Hanushek (1986) added to Cluster 3 — Class Size
Added Hanushek's (1986) foundational meta-analysis of 147 educational production function studies to the Cluster 3 cost-effectiveness section. Of 112 class-size estimates, only 9 showed a statistically significant positive relationship — the intellectual predecessor to Jepsen & Rivkin (2009) and Wößmann & West (2006).
Cluster 1 effect size badge corrected: d = 0.10–0.20 → d ≈ 0.10–0.15
The Cluster 1 (Teacher Quality) effect size badge was corrected from d = 0.10–0.20 to d ≈ 0.10–0.15. The narrower range reflects what Rivkin, Hanushek & Kain (2005) and Rockoff (2004) actually report. The wider range was conflating their lower-bound estimates with the upper bound from Nye et al. (2004).
Notification system added
Added site-wide announcement banner (dismissible, admin-controlled), owner push notifications for new subscribers and contact form submissions, subscriber email broadcast system, and in-app 'New' badges on recently updated cluster cards.
Bibliography count corrected: 122 → 119 reviewed papers
Three phantom bibliography entries (campbell2021, rodriguez2018, tan2020) were identified and removed from the .bib file. All site-wide paper count references updated from 122 to 119.
Website launched at k12evidence.org
Public-facing website launched with practitioner summaries for all 10 research clusters, bibliography, replication note, and about page. Built with React 19 + Tailwind 4 + tRPC.
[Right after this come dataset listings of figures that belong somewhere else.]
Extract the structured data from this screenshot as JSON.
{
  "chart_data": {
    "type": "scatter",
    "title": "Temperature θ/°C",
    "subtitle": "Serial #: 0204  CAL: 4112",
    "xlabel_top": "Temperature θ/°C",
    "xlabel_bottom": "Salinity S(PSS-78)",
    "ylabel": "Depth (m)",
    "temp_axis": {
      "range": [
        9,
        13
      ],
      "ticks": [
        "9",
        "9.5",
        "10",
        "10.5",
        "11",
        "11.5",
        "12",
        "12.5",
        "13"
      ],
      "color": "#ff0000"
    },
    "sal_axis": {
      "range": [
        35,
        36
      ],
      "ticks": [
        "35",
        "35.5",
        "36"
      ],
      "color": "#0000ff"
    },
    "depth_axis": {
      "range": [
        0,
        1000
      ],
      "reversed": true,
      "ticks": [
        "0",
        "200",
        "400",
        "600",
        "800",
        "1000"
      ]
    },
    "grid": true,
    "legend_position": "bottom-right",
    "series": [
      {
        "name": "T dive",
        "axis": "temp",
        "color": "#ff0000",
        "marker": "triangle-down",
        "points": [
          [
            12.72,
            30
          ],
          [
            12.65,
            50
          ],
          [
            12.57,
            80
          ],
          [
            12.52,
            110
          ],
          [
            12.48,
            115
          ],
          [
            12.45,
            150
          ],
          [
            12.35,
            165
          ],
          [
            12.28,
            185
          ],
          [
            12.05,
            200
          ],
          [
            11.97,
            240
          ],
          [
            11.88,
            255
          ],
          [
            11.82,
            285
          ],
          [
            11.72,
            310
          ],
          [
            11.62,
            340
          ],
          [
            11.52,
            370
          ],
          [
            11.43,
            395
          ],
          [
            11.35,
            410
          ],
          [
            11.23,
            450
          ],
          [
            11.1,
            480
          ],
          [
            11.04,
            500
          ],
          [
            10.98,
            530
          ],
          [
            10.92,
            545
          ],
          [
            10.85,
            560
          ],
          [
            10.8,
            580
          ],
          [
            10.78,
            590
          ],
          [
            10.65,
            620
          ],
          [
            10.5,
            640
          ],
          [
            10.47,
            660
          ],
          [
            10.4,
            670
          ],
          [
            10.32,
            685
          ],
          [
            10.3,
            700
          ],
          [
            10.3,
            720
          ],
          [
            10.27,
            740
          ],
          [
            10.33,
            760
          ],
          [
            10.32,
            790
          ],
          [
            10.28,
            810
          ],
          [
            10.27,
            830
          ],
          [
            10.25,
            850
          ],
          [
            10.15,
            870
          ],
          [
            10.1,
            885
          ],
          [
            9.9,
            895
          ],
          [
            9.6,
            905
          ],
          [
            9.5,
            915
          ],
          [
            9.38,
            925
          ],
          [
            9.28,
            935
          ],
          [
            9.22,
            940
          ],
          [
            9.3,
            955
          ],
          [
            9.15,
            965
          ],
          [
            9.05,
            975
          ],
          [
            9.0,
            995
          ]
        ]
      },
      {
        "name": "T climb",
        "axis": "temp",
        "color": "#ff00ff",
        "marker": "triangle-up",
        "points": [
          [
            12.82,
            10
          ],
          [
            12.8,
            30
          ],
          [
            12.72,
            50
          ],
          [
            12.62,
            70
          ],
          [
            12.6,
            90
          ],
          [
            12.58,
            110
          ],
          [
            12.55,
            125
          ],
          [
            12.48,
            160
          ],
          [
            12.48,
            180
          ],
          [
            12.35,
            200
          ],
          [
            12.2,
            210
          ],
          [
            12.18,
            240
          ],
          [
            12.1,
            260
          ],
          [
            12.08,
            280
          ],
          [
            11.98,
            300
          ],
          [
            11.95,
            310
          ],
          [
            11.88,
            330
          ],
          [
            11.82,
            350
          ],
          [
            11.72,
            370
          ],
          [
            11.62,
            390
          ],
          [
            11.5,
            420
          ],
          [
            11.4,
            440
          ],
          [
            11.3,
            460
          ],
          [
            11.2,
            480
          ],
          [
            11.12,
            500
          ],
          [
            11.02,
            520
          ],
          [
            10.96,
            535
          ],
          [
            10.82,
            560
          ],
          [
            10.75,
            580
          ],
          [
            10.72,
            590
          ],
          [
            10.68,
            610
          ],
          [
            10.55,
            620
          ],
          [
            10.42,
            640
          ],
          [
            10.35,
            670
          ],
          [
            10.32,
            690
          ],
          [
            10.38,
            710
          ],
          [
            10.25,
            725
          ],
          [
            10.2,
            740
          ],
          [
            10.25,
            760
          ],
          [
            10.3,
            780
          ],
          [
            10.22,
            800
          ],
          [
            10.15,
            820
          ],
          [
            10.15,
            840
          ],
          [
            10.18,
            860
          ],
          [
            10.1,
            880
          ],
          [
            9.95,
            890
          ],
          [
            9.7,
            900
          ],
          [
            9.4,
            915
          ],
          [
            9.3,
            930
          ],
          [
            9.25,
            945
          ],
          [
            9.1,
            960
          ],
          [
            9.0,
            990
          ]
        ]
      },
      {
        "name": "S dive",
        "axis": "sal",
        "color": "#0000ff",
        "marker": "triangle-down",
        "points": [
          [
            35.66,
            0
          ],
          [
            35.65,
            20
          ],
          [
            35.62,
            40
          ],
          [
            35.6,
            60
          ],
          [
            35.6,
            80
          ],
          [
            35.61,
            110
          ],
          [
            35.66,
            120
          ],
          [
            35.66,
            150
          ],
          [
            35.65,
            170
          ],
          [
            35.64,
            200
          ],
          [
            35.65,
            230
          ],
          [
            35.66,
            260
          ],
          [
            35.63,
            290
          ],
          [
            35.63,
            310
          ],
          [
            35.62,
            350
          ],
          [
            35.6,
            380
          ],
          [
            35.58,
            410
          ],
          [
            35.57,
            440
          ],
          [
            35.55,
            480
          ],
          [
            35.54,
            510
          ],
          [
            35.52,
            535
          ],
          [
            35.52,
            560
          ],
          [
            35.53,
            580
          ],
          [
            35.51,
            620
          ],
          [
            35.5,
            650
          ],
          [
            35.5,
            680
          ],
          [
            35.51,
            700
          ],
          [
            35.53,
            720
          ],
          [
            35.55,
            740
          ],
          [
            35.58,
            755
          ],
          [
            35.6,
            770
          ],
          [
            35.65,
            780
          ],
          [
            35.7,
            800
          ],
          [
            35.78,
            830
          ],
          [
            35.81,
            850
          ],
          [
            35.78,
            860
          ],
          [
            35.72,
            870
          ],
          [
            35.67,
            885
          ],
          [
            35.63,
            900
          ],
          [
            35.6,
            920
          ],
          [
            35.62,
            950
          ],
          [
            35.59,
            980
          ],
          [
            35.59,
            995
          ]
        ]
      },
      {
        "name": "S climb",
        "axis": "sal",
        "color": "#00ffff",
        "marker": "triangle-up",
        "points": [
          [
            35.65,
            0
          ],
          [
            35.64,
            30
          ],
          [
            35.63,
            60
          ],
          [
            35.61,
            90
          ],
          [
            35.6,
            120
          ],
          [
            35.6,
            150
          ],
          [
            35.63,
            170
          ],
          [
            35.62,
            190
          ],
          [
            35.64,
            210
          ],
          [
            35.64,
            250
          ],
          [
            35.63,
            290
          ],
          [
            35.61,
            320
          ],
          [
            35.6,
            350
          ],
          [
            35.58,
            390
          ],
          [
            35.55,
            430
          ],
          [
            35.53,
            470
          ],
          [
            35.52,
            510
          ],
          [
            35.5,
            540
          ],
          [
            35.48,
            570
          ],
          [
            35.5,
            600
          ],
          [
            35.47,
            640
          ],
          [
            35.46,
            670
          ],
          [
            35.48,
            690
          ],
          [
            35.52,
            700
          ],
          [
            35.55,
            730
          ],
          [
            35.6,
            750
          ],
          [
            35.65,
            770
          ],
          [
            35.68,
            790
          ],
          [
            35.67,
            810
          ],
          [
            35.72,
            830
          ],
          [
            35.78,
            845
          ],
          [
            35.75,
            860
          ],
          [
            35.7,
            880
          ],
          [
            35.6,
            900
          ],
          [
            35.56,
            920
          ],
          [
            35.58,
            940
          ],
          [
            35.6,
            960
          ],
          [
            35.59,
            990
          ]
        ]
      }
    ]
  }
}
Quantitative verification of all claims against primary source PDFs
Every effect size, sample size, confidence interval, and p-value in the manuscript was verified against the primary source PDF using direct API-based text extraction via PyMuPDF/fitz and Claude (claude-opus-4). Claims that could not be verified were flagged or removed.
Initial literature review published
Systematic evidence synthesis of 124 papers across 10 K-12 research clusters published. Clusters: Teacher Quality, Early Childhood Education, Class Size, School Funding, School Choice, Reading Instruction, High-Dosage Tutoring, SEL & Non-Cognitive Skills, Out-of-School Factors, International Systems.